At Ridgway, “We’d been talking with our land partners, and the Bureau of Reclamation, about making the beach accessible,” he continued. “It was an idea, but no one had the funding to do it until recently. About a year and a half ago, I started doing some research and came across the Reeve foundation’s grant. It’s a pretty big, good program that works all over the U.S. They’ve created accessibility for so many projects,” including locally. “The Telluride Adaptive Sports Program is a multiple grantee of ours,” Bogosian said. “They do amazing work. They’re a big part of what happens out there: people trying new sports, new adventures, enhancing quality of life.”
There’s no charge to use the new equipment at Ridgway (though you must pay a fee for admission to the park).
“For right now, when it comes to the track chairs, we ask that a staff member goes out with you,” Freeborn said. “Either stop by or call the Visitors Center and they will put you in touch with Park Ranger Erin Vogel,” who has been working to implement the new program and recently took Telluride Adaptive Sports participants on a ride on the Park’s Discovery Trail. (“We’re so excited to be able to offer this access on a few of our trails and look forward to partnering with a variety of organizations,” Vogel said.)
“For the floating wheelchairs, anybody can stop by the Marina office and check them out as needed,” Freeborn said. “We received a paddleboard yesterday that is compatible with wheelchairs; you can actually put a full-size wheelchair on that paddleboard. That is also on the swim beach. We would like to be able to provide you basic safety information on how to use it.”
Freeborn hopes the track chairs will remain in operation year-round. “I will say, they’re pretty heavy,” he said. “So a lot of it will be based on conditions. If it’s really wet and soft on the trail, it might not be the best time to take one out.”
Bogosian said the foundation was particularly impressed with the park’s design for accessing the water. “They emphasized in their application that a lot of the park is already accessible, with picnic areas and a beach ramp,” he said. “But there was nothing leading from the top of the beach down to the water. So” — for those in a wheelchair, or who have trouble walking — “What are you going to do? Are you just going to sit there and stare at the water? Talk about not being able to participate with your community, and with your family.”

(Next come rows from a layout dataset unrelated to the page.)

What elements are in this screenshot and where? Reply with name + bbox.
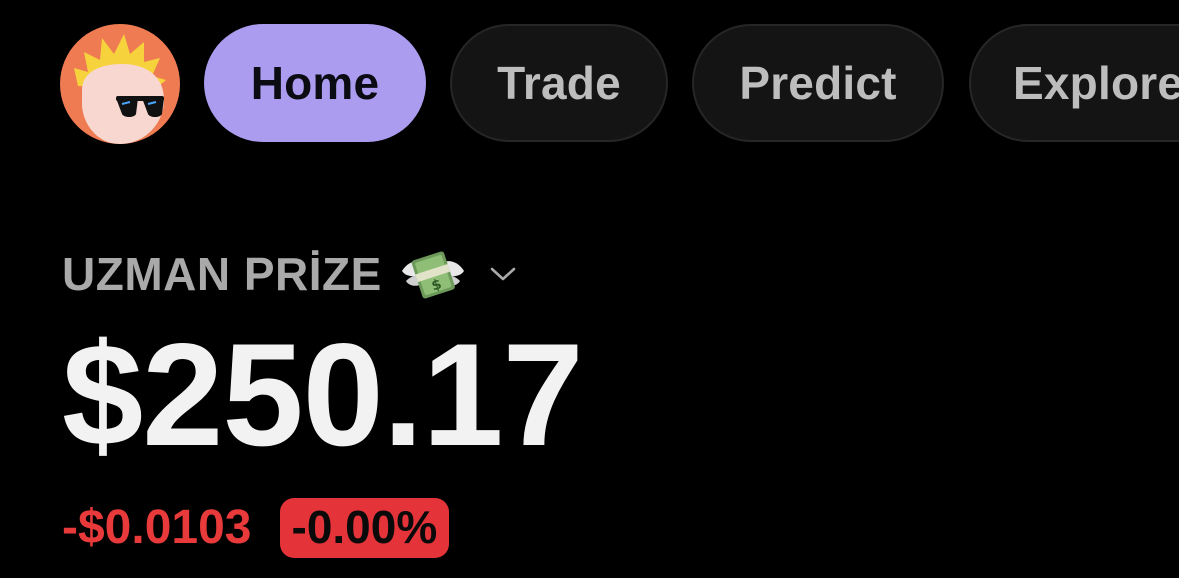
account-selector[interactable]: UZMAN PRİZE $: [62, 236, 518, 312]
tab-predict[interactable]: Predict: [692, 24, 944, 142]
tab-home[interactable]: Home: [204, 24, 426, 142]
profile-avatar[interactable]: [60, 24, 180, 144]
chevron-down-icon[interactable]: [488, 264, 518, 284]
money-with-wings-icon: $: [398, 241, 468, 307]
change-amount: -$0.0103: [62, 501, 252, 554]
tab-explore[interactable]: Explore: [969, 24, 1179, 142]
tab-trade-label: Trade: [497, 57, 621, 109]
portfolio-change: -$0.0103 -0.00%: [62, 496, 450, 560]
tab-predict-label: Predict: [739, 57, 897, 109]
tab-home-label: Home: [250, 57, 380, 109]
tab-explore-label: Explore: [1013, 57, 1179, 109]
portfolio-balance: $250.17: [62, 313, 584, 476]
change-percent-badge: -0.00%: [279, 498, 450, 558]
top-navigation: Home Trade Predict Explore: [0, 24, 1179, 146]
account-name: UZMAN PRİZE: [62, 248, 382, 300]
tab-trade[interactable]: Trade: [450, 24, 668, 142]
cockatoo-avatar-icon: [74, 34, 166, 144]
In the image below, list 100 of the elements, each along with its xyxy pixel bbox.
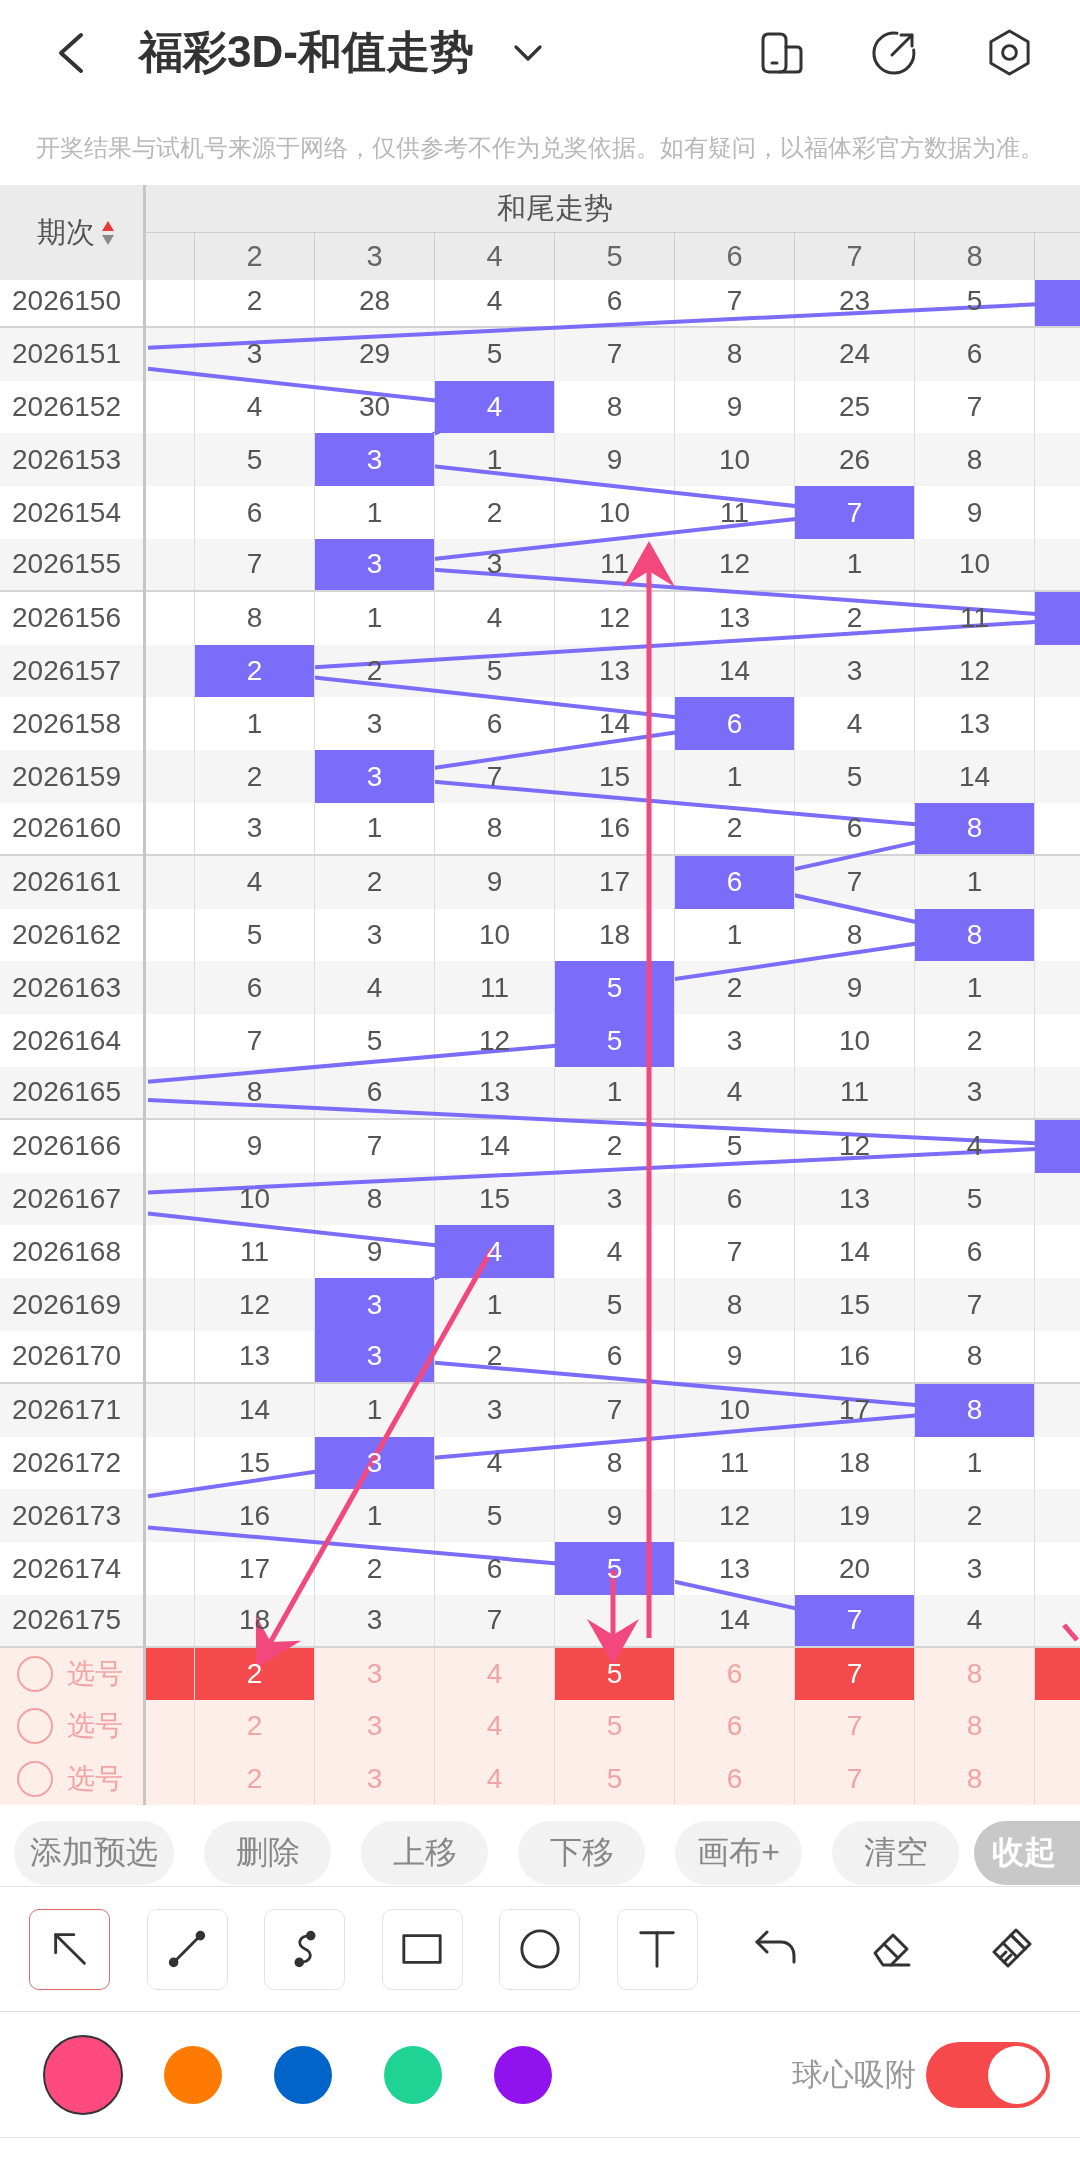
table-cell: 7 [315,1119,435,1173]
pick-cell[interactable]: 5 [555,1647,675,1701]
hit-cell: 2 [195,644,315,698]
table-cell: 15 [795,1278,915,1331]
hit-cell: 8 [915,908,1035,962]
pick-cell[interactable] [146,1647,195,1701]
sort-icon[interactable] [100,219,115,246]
table-cell: 5 [315,1014,435,1067]
pick-cell[interactable] [1035,1647,1080,1701]
period-cell: 2026167 [0,1172,143,1226]
table-cell: 13 [675,1542,795,1595]
table-cell: 8 [435,802,555,854]
table-cell: 9 [675,1330,795,1382]
table-cell: 23 [795,280,915,326]
hit-cell: 7 [795,486,915,539]
table-cell: 14 [915,750,1035,803]
pick-cell[interactable]: 7 [795,1700,915,1753]
back-icon[interactable] [56,31,86,74]
period-cell: 2026165 [0,1066,143,1120]
pick-option[interactable]: 选号 [0,1647,143,1701]
action-button[interactable]: 上移 [361,1821,488,1885]
table-cell: 2 [675,802,795,854]
pick-cell[interactable]: 2 [195,1752,315,1805]
action-button[interactable]: 画布+ [675,1821,802,1885]
period-cell: 2026173 [0,1489,143,1543]
hit-cell: 6 [675,697,795,751]
table-cell: 6 [555,280,675,326]
period-cell: 2026159 [0,750,143,803]
radio-icon[interactable] [17,1708,53,1745]
swatch-icon[interactable] [384,2045,442,2104]
settings-icon[interactable] [986,28,1033,77]
pick-cell[interactable]: 6 [675,1700,795,1753]
tool-button[interactable] [29,1908,110,1990]
chevron-down-icon[interactable] [513,44,542,61]
table-cell: 8 [915,1330,1035,1382]
table-cell: 11 [795,1066,915,1118]
swatch-icon[interactable] [164,2045,222,2104]
pick-cell[interactable]: 4 [435,1700,555,1753]
table-cell: 12 [675,539,795,590]
pick-option[interactable]: 选号 [0,1700,143,1753]
table-cell: 7 [555,327,675,381]
table-cell: 7 [195,1014,315,1067]
pick-cell[interactable]: 6 [675,1752,795,1805]
table-cell: 8 [675,327,795,381]
table-cell: 9 [435,855,555,909]
drawn-arrow [1062,1623,1079,1642]
table-cell: 4 [195,855,315,909]
hit-cell: 8 [915,1383,1035,1437]
table-cell: 24 [795,327,915,381]
period-cell: 2026163 [0,961,143,1015]
pick-cell[interactable]: 5 [555,1700,675,1753]
table-cell: 2 [315,855,435,909]
device-icon[interactable] [760,31,804,74]
table-cell: 20 [795,1542,915,1595]
table-cell: 6 [195,486,315,539]
pick-cell[interactable]: 7 [795,1752,915,1805]
action-button[interactable]: 下移 [518,1821,645,1885]
hit-cell: 5 [555,1014,675,1067]
pick-cell[interactable]: 2 [195,1700,315,1753]
table-cell: 12 [795,1119,915,1173]
pick-cell[interactable]: 7 [795,1647,915,1701]
pick-cell[interactable]: 2 [195,1647,315,1701]
table-cell: 14 [195,1383,315,1437]
action-button[interactable]: 删除 [204,1821,331,1885]
swatch-icon[interactable] [494,2045,552,2104]
action-button[interactable]: 清空 [832,1821,959,1885]
period-cell: 2026155 [0,539,143,592]
pick-cell[interactable]: 5 [555,1752,675,1805]
period-cell: 2026161 [0,855,143,909]
radio-icon[interactable] [17,1760,53,1797]
pick-cell[interactable]: 8 [915,1700,1035,1753]
hit-cell: 3 [315,539,435,590]
pick-option[interactable]: 选号 [0,1752,143,1805]
table-cell: 13 [435,1066,555,1118]
table-cell: 7 [435,750,555,803]
hit-cell: 5 [555,961,675,1015]
table-cell: 1 [315,591,435,645]
table-cell: 10 [915,539,1035,590]
table-cell: 8 [195,591,315,645]
table-cell: 4 [915,1594,1035,1646]
period-cell: 2026171 [0,1383,143,1437]
pick-cell[interactable]: 8 [915,1752,1035,1805]
pick-cell[interactable]: 4 [435,1752,555,1805]
table-cell: 10 [555,486,675,539]
table-cell: 9 [195,1119,315,1173]
period-header[interactable]: 期次 [0,185,143,280]
table-cell: 16 [795,1330,915,1382]
table-cell: 8 [675,1278,795,1331]
pick-cell[interactable]: 3 [315,1752,435,1805]
radio-icon[interactable] [17,1656,53,1692]
table-cell: 3 [315,1594,435,1646]
hit-cell: 3 [315,1330,435,1382]
table-cell: 2 [195,280,315,326]
pick-cell[interactable]: 3 [315,1700,435,1753]
table-cell: 7 [915,1278,1035,1331]
table-cell: 7 [435,1594,555,1646]
swatch-icon[interactable] [274,2045,332,2104]
hit-cell: 3 [315,1278,435,1331]
action-button[interactable]: 添加预选 [14,1821,174,1885]
table-cell: 14 [435,1119,555,1173]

The park’s solution “was really clever,” Bogosian said. “The MOBI mat gets you down to the beach, but then what do you do? You have to be able to turn back around. They thought of making the design in the shape of a T, so you can get back into the chair and turn around. A whole new world opens up to people.”
People like Bogosian’s 93-year-old dad, who can no longer “get on the beach without special access, and we grew up at the beach,” Bogosian said. “With a MOBI chair, he can do it. It’s incredible to see and be a part of something like this. We host Accessible Asbury Park Day every year” on the New Jersey shore. “We have people who haven’t been able to get in the water in 30 years, because they’ve been in their chair.”
Freeborn recently witnessed something similar at Ridgway. “Our floating wheelchair has gone out once,” he said. “To see the look on that boy’s face, going down on the sand and being able to float, was pretty indescribable. It was pure joy.”